Le quattro ragazze correvano come potevano, inciampando spesso, barcollando con le gambe ancora parzialmente bloccate. I polsi e i gomiti legati stretti dietro la schiena le costringevano a mantenere l’equilibrio con fatica. Il freddo dell’aria notturna le colpiva in volto, ma non si fermavano.
Poi, in lontananza, una strada.
Con uno sforzo disperato, raggiunsero l’asfalto e si misero in mezzo, cercando di farsi notare. I fari di un’auto si accesero all’orizzonte. Terry sbandò verso il centro della carreggiata, sollevando le braccia quanto poteva. Clara urlava, anche se la voce le usciva appena dal bavaglio. Le altre si unirono al caos, tutte e quattro illuminate dai fari.
L’auto inchiodò. Dal finestrino si sporse una ragazza sui venticinque anni, lo sguardo sconvolto.
«Ma che diavolo—?! Siete… siete legate? Dio mio, salite! Subito!»
Non ci fu tempo per spiegare. La ragazza aprì lo sportello e aiutò le quattro a salire come poteva, con gesti rapidi e nervosi. Proprio in quell’istante, dalla curva della strada, un urlo lacerò l’aria.
«FERMATEVI!»
Era il rapitore.
Ma la macchina partì con uno scatto.
Il grido si allontanò dietro di loro, fino a diventare un sussurro portato dal vento. Solo allora, le ragazze si lasciarono andare a un tremito, un pianto liberatorio che avevano trattenuto troppo a lungo.
Dopo alcuni chilometri, l’auto si fermò in un piazzale isolato. La ragazza alla guida scese, corse ad aprire le portiere posteriori, e iniziò a slegarle come meglio poteva.
«Non riesco a crederci… le corde sono… strette da far paura,» mormorò mentre lottava con i nodi.
Ogni fune sembrava cucita addosso, ma lei non si fermava, con le mani tremanti e le lacrime agli occhi.
«Siete al sicuro adesso. Ve lo giuro.»
E finalmente, per la prima volta dopo giorni di terrore, le ragazze iniziarono a credere che fosse vero.
Le prime sirene si udirono in lontananza. Nadia, ancora intenta a liberare le ultime corde, si voltò di scatto verso la strada. Un lampeggiante blu si rifletteva sugli alberi.

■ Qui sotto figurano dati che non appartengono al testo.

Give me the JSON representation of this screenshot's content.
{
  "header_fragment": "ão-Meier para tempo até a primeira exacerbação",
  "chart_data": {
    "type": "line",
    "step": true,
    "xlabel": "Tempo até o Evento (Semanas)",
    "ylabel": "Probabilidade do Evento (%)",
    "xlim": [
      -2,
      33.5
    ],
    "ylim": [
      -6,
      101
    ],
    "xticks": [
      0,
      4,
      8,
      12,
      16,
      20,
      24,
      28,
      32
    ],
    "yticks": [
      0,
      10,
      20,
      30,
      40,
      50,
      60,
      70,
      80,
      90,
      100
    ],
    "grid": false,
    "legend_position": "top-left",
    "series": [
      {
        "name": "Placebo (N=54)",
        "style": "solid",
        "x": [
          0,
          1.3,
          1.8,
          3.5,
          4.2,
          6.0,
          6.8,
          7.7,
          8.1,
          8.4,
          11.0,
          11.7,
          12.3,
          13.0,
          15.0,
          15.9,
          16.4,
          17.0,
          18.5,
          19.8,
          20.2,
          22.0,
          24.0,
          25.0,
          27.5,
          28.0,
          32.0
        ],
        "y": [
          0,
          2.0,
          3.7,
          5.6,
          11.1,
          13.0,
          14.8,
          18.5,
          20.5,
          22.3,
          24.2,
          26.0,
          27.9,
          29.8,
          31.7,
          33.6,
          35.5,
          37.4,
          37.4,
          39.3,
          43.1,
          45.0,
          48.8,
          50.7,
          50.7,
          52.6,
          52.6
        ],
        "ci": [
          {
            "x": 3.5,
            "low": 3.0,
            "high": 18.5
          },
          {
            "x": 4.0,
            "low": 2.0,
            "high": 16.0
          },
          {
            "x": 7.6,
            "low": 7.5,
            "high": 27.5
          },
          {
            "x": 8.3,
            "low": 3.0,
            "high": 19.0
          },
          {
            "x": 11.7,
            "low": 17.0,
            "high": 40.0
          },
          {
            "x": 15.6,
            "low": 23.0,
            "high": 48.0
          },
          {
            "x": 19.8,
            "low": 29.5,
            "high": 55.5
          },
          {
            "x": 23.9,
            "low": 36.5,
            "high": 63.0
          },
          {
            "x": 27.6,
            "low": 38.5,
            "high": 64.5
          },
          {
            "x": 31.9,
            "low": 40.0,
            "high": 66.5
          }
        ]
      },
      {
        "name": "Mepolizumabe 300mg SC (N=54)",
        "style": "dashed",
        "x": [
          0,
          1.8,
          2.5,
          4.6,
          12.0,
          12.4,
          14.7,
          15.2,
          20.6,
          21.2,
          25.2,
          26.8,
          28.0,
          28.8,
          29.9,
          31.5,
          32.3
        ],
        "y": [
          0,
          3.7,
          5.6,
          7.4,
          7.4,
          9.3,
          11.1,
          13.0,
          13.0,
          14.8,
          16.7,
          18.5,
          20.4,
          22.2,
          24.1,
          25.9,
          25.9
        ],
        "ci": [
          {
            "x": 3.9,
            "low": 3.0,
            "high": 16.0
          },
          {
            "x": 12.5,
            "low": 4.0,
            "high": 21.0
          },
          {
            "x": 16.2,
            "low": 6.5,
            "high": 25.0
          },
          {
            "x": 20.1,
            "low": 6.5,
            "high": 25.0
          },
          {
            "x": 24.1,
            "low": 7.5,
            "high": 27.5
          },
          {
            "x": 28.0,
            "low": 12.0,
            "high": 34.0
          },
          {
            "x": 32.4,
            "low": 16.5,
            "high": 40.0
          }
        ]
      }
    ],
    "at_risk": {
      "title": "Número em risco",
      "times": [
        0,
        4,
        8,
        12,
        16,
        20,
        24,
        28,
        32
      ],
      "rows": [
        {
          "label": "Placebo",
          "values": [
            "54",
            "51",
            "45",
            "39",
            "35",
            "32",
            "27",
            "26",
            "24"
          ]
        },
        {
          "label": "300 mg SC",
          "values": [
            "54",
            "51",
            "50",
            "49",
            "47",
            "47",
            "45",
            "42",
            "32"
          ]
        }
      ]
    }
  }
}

«Ecco, stanno arrivando!» esclamò, con un sorriso sollevato.
Poco dopo, un’ambulanza e una pattuglia della polizia si fermarono nel piazzale. I soccorritori scesero correndo. In pochi istanti, le ragazze furono affidate alle cure mediche, avvolte in coperte termiche, dissetate, rassicurate. I poliziotti presero Nadia da parte per raccogliere la sua testimonianza, mentre le quattro liberate raccontavano tra le lacrime tutto ciò che era successo.
Nonostante la stanchezza e lo shock, Terry si voltò verso Clara, Barbara ed Elena. «Ce l’abbiamo fatta», disse piano. Nessuna parlava davvero, ma nei loro sguardi c'era un'intesa nuova: una forza nata dal dolore, una fratellanza costruita nella prova.
Quando tutto fu sotto controllo e il rapitore ormai braccato dalla polizia, le ragazze si riunirono un momento con Nadia.
«Non so come ringraziarti,» disse Elena. «Se non fossi passata...»
Nadia sorrise. «Non serve che mi ringraziate. Ho fatto quello che chiunque dovrebbe fare. Ma... se c'è una cosa che ho capito stasera, è che siete più forti di quanto pensate.»
Si abbracciarono, strette, tra le lacrime e il sollievo. Non erano più vittime. Erano sopravvissute.
E da quella notte, un’amicizia speciale nacque tra loro, fatta non solo di ricordi difficili, ma di coraggio condiviso e di una promessa: non avrebbero mai più lasciato che qualcun altro decidesse per loro.